Liberté, liberté chérie ... En serait-il de toi comme de la santé dont on ne parle jamais autant que si l’on est malade ?

Dans mon jeune temps — si lointain, les premières années du siècle, — chacun était libre de prendre son fusil, siffler son chien et s’en aller à l’aventure, là où le menait sa fantaisie. La loi du 3 mai 1844, née sous le « tyran » Louis-Philippe, nous laissait de la liberté autre chose qu’un vain mot. Cette bonne vieille centenaire avait fait ses preuves, régi des générations, traversé trois guerres et je ne sais combien de révolutions. Je m’y sentais à l’aise, comme dans un vieil habit auquel on est accoutumé. Malgré le poids des ans, elle ne se portait pas trop mal et, pour être « à la page », elle n’eût demandé que quelques prudentes retouches et surtout d’être strictement appliquée.

Est-il besoin pour nous d’une loi nouvelle ? — celle dont le projet est soumis aux Chambres sous le no 6656 — je crois que non. Ce qu’il faut changer, ce ne sont pas les règlements, ce sont les esprits. « Que sont les lois sans les mœurs ? » disait déjà Cicéron. Si nous voulons avoir du gibier, nous ne l’obtiendrons pas en le nourrissant de textes officiels ni d’idéologies antagonistes ; pour revivre, il ne demande rien qu’un retour à des mœurs plus saines — si tant est que sa survie soit compatible avec dix-huit cent mille permis, ce dont je ne suis pas très sûr.

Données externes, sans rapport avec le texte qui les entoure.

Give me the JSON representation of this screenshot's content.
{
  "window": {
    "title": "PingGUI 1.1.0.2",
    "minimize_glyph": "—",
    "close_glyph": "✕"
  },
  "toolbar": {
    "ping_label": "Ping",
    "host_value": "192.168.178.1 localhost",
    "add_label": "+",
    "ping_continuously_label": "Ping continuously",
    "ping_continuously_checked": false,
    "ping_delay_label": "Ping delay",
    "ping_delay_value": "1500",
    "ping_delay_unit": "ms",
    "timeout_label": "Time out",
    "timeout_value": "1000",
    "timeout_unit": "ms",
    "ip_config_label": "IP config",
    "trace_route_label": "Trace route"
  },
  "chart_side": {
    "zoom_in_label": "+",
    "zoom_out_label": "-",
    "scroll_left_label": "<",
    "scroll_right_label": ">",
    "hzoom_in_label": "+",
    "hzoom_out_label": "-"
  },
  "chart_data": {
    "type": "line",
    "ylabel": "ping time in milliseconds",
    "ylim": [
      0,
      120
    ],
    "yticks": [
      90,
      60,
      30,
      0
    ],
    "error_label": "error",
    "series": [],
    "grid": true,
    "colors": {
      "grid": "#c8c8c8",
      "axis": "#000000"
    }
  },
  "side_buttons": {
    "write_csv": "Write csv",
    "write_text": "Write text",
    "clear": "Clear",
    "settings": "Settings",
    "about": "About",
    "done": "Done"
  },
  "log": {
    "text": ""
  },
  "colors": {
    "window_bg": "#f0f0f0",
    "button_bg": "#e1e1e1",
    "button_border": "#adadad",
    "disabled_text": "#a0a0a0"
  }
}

Depuis le dépôt de ce projet, je lis dans nos journaux cynégétiques force critiques sur ses dispositions. Des gens mieux qualifiés que moi ont dit ce qu’il fallait penser de ce monument d’erreurs et d’imprécisions. Mais, dans son sillage, je vois avec terreur naître une certaine campagne, dont l’aboutissement serait la limitation des jours de chasse, la perte de notre ultime liberté. J’ai même eu la surprise de lire récemment sur ce sujet l’argumentation d’un excellent auteur sous la plume duquel j’ai trouvé bien souvent maintes opinions fort justes, et je suis tout à fait d’accord avec lui sur le danger que présentent trop de tolérances, trop d’autorisations de telles ou telles « repasses », trop de « défenses des olivettes », trop de laisser aller. Mais, en ce qui concerne la limitation des jours de chasse, je ne saurais être d’accord que sur un point : « la nécessité d’une réglementation très souple dans la fixation des jours de chasse ». Et, pour un vieux rétrograde comme moi, « très souple » signifie la liberté que connaissaient nos pères, la liberté totale laissée à chaque syndicat communal de régler la question-comme il le juge bon, et surtout en dehors de toute intervention préfectorale. Les 36.000 communes de France sont trop dissemblables pour les plier aux mêmes règles. Traiterait-on de la même manière telle commune solognote qui ne vit que de ses belles chasses gardées et tel village alpin dont les deux cents habitants vivent libres sur vingt mille hectares de montagnes ? Les chasseurs d’un syndicat rural ne sont plus des enfants, ils savent ce qu’il faut pour avoir du gibier ; s’ils ne le veulent pas, l’État se mêlera-t-il de faire leur bonheur malgré eux ? Je doute qu’il y parvienne.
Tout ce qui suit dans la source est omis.